Royal Navy nuclear submarine navigation problems?

A written answer in the House of Commons from the Minister for Defence Equipment, Support and Technology, Peter Luff, suggests there is a problem with Royal Navy submarine navigation systems or crew training.

Luff was asked by Angus Robertson MP how many collisions involving a UK nuclear-powered submarine and (a) another submarine, (b) another naval vessel, (c) a private vessel and (d) a merchant vessel there have been since 1979; and how many grounding incidents involving UK nuclear-powered submarines there have been since 2008. The response showed there have been four serious incidents in the last two years after a period of five years where no incidents were reported. Luff replied that:

The full list of incidents of collisions and groundings involving Royal Navy nuclear powered submarines for which the Royal Navy holds records is as follows:

HMS Astute grounded off the Isle of Skye in October 2010.
HMS Torbay grounded in the Eastern Mediterranean in April 2009.
HMS Vanguard collided with FS Le Triomphant in February 2009.
HMS Superb grounded in the Red Sea in May 2008.

HMS Tireless struck an iceberg while on Arctic Patrol in May 2003.
HMS Trafalgar grounded on Fladda-chuain in November 2002.
HMS Triumph grounded in November 2000.
HMS Victorious grounded, while surfaced, on Skelmorlie Bank in November 2000.

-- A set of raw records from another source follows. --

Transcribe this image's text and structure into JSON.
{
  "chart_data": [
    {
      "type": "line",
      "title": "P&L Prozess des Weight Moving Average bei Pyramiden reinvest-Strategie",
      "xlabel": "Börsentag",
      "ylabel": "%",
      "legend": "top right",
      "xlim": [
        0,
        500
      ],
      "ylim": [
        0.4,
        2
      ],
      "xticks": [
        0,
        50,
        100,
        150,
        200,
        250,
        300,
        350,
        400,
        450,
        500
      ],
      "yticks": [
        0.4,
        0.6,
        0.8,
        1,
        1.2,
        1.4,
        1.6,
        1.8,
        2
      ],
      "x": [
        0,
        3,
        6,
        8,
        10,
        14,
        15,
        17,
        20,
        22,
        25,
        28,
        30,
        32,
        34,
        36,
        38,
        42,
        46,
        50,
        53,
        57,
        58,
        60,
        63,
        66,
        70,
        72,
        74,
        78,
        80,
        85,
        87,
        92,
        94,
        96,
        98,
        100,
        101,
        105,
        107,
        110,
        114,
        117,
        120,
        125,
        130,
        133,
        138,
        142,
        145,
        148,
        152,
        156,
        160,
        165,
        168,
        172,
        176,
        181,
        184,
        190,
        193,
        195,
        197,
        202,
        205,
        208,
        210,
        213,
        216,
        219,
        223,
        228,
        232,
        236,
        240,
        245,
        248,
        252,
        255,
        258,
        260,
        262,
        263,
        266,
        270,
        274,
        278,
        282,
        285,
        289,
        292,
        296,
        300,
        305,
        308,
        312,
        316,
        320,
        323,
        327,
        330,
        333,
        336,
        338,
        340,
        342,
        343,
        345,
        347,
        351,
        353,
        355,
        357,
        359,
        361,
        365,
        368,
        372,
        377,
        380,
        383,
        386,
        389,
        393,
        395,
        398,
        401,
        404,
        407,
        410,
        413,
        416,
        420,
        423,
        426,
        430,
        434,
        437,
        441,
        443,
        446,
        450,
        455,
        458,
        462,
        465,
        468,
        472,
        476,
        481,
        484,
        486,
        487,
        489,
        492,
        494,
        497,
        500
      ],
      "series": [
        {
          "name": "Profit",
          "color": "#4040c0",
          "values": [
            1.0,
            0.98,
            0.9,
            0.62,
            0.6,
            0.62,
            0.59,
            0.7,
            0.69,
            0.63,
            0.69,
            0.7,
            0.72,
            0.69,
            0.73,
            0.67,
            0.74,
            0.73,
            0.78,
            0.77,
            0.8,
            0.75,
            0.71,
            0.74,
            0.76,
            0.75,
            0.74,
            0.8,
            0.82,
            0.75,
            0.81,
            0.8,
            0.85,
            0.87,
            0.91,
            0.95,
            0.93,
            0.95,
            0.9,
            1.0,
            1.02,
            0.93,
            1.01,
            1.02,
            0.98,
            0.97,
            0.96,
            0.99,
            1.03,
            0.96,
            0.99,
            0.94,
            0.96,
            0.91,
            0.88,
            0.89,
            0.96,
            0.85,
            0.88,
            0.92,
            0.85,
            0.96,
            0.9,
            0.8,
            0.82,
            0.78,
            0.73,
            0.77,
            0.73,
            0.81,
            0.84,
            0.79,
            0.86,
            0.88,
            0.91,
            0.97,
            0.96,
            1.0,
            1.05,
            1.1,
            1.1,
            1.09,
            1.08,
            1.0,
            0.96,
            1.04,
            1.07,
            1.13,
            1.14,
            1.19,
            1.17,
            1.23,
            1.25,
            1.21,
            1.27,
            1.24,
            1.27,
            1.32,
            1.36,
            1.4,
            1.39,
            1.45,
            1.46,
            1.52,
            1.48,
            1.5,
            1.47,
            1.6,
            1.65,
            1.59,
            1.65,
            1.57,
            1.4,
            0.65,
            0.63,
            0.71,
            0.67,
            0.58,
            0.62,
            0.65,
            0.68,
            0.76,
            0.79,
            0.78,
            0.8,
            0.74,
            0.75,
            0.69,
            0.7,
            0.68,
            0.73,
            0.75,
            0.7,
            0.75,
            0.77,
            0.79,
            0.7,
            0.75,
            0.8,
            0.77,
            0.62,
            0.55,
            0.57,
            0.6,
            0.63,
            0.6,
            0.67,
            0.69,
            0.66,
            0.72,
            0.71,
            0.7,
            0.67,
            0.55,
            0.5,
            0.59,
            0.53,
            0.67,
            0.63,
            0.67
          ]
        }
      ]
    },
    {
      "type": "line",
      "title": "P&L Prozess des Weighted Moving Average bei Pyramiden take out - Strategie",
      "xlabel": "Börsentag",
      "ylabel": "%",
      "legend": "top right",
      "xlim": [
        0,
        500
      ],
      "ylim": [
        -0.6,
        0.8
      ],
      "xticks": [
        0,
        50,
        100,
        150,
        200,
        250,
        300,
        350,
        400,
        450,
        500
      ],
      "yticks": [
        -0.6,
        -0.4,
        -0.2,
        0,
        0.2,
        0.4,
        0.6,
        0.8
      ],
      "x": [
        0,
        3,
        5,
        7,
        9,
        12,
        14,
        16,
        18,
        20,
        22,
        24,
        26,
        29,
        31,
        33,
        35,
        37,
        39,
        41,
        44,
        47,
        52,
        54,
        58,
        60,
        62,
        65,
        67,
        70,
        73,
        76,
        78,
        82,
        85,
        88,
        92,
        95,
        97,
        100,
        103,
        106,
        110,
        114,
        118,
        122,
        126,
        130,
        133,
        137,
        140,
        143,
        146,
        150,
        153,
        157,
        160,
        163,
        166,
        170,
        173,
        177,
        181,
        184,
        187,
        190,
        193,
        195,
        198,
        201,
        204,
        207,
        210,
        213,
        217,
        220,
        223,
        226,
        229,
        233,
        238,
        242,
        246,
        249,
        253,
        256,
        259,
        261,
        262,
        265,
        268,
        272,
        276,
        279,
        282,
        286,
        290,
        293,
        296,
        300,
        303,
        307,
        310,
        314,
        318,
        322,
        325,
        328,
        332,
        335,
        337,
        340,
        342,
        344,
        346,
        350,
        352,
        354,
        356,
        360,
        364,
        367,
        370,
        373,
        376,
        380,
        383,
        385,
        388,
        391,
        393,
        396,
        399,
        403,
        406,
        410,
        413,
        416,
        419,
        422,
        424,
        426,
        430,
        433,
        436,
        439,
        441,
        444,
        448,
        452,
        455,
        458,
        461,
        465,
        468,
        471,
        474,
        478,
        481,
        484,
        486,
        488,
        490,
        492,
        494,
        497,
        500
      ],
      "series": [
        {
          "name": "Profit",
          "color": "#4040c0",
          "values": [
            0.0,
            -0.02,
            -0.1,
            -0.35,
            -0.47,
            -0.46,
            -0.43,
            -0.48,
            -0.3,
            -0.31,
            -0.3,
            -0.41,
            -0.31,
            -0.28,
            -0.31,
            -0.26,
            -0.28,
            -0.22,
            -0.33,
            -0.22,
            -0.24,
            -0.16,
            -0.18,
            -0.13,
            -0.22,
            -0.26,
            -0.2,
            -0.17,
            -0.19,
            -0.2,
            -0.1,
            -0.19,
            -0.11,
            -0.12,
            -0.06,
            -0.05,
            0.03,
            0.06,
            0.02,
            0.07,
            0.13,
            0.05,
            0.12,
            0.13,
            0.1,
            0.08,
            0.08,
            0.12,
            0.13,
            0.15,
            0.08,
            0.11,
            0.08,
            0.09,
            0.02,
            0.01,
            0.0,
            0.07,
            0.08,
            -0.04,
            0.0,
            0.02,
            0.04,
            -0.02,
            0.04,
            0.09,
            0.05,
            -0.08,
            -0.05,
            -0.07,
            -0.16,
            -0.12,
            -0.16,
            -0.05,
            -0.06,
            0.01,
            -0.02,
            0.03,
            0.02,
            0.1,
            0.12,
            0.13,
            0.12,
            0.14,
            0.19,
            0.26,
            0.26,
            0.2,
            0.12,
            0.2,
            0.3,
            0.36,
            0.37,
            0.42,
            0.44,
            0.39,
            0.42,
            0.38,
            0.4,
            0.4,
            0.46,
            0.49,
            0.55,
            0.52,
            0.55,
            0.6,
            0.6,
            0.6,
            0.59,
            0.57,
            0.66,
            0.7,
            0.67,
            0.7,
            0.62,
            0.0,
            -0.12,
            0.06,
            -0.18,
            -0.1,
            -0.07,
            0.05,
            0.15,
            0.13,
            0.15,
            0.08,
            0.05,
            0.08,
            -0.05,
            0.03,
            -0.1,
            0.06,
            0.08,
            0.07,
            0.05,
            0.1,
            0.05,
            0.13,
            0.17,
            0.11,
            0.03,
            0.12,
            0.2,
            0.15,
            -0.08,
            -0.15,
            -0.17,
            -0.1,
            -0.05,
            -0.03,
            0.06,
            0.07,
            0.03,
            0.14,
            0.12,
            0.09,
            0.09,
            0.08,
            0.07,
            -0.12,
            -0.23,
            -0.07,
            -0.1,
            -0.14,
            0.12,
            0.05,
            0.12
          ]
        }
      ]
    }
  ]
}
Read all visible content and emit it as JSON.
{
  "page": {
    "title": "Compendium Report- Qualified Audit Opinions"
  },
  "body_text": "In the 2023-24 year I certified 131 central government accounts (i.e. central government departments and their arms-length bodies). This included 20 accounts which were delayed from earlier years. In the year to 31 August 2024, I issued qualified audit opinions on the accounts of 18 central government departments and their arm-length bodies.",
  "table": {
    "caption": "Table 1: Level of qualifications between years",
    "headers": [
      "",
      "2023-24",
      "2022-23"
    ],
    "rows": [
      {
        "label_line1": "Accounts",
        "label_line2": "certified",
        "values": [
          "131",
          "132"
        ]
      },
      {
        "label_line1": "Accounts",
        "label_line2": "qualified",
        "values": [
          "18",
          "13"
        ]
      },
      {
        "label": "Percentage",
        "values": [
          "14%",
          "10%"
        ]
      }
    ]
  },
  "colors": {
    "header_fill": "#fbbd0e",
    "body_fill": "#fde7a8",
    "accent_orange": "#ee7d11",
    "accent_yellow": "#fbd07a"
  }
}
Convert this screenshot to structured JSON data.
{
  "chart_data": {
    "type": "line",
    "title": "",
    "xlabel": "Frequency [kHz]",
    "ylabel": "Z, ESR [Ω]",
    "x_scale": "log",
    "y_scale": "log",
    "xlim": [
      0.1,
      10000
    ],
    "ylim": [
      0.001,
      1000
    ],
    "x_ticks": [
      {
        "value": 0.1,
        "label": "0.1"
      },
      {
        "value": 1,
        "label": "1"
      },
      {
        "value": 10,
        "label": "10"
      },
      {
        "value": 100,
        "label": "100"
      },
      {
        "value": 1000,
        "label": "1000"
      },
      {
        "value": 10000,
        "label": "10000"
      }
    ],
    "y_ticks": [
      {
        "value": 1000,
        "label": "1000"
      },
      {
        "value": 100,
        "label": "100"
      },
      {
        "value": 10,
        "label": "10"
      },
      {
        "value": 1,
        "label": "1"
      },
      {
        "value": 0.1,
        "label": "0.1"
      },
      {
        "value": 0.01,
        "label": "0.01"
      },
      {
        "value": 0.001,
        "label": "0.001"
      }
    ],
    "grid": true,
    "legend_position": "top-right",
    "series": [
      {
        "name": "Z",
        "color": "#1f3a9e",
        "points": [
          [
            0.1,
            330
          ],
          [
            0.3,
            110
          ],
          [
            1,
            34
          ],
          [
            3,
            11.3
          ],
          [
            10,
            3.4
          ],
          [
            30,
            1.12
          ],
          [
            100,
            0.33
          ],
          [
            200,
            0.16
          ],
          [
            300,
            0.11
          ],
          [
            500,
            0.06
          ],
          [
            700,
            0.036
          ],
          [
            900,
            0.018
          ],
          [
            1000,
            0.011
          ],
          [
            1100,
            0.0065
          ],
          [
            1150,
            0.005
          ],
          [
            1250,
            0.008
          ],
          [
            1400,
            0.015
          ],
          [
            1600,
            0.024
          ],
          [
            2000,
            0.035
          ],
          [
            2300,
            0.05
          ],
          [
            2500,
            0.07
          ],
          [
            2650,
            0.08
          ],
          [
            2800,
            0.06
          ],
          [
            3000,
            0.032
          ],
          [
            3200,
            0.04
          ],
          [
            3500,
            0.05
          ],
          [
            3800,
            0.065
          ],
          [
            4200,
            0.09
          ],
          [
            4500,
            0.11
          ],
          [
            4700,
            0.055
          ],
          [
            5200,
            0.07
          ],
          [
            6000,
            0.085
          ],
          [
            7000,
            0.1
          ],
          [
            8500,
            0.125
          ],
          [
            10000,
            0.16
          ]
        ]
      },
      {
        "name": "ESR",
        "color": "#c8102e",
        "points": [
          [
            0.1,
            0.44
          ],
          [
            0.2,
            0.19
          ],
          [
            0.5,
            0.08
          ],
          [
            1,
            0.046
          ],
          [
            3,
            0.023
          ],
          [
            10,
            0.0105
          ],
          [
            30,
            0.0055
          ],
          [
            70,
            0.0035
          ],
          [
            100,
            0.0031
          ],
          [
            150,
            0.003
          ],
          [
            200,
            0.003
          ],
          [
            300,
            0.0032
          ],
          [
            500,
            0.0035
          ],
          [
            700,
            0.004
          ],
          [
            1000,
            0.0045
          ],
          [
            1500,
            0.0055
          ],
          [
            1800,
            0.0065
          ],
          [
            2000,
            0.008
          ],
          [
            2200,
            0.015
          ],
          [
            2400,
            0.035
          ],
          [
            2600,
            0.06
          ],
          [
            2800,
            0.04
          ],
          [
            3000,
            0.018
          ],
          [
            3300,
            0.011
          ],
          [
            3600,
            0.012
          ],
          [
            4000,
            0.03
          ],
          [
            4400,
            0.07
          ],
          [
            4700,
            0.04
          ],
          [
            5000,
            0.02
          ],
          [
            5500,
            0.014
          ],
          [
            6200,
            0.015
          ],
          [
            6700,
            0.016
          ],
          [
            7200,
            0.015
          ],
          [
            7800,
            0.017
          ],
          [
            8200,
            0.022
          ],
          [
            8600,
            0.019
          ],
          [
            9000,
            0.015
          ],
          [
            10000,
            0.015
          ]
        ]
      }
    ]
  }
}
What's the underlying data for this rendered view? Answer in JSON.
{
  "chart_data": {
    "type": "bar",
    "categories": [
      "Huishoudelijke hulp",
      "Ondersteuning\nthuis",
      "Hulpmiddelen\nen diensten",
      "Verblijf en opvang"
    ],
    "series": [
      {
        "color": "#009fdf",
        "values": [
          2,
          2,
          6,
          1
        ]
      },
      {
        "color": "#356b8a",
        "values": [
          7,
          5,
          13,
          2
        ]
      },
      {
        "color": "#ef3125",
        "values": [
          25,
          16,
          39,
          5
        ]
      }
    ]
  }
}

HMS Trenchant grounded off the coast of Australia in July 1997.
HMS Repulse grounded in the North Channel in July 1996.
HMS Trafalgar grounded off the Isle of Skye in July 1996.
HMS Valliant grounded in the North Norwegian Sea in March 1991.
HMS Trenchant snagged the fishing vessel Antares in the Arran Trench in November 1990.

HMS Spartan grounded west of Scotland in October 1989.
HMS Sceptre snagged the fishing vessel Scotia in November 1989.
HMS Conqueror collided with the yacht Dalriada off the Northern Irish coast in July 1988.

Despite Luff’s answer to a separate question about training to avoid collisions and groundings that courses are comprehensive, complex and demanding it seems the problem is getting worse. Perhaps the UK strategy is that Britannia should give up pretending to rule the waves and rule the seabed instead.

3 Responses to “Royal Navy nuclear submarine navigation problems?”


  1. 1 Agincourt 03/11/2010 at 10:51 am

    This is serious. 3 incidents involved ballistic missile submarines (SSBNs) – Vanguard, Victorious, & Repulse. And at least 8 of these reported incidents were in UK waters, which surely should be fully surveyed – & kept so up to date. I also recall that when the Canadians received the SSK HMS Upholder, after buying it & its 3 sister boats from Britain, they found that it had a huge dent in its hull, & that when it (or one of its sister boats) was being transferred across the Atlantic to Canada under a Canadian crew, almost sank – with the tragic loss of one of its crew members.

    Something’s clearly at fault – the surveying, training, navigation etc. Could it be the unavoidable dependence on passive sonar to ensure maximum stealth has a downside in inadequately surveyed waters?

    Final point about SSBNs: co-operating closely with the French as our new half-wit government proposes over nuclear deterrence matters will inevitably compromise the sharing by Britain of US nuclear secrets – which the US are unlikely (at this stage, at least) to want to do so with France. So co-operating closely with France in the future, will mean less US secrets coming our way. I wonder if the MoD & the FCO have thought that little matter through at all. Probably not!

  2. 2 Propulsor 04/11/2010 at 7:32 am

    The incident involving HMS Upholder (which became HMS Chicoutimi) which led to the loss of a life, was shown to be the result of the Skipper running on the surface in appalling weather conditions with both upper and lower connining tower hatches open. Sea water partially flooded the control from and coursed into the area where electrical cables passed through a bulkhead causing the insulation to fail leading to a major fire.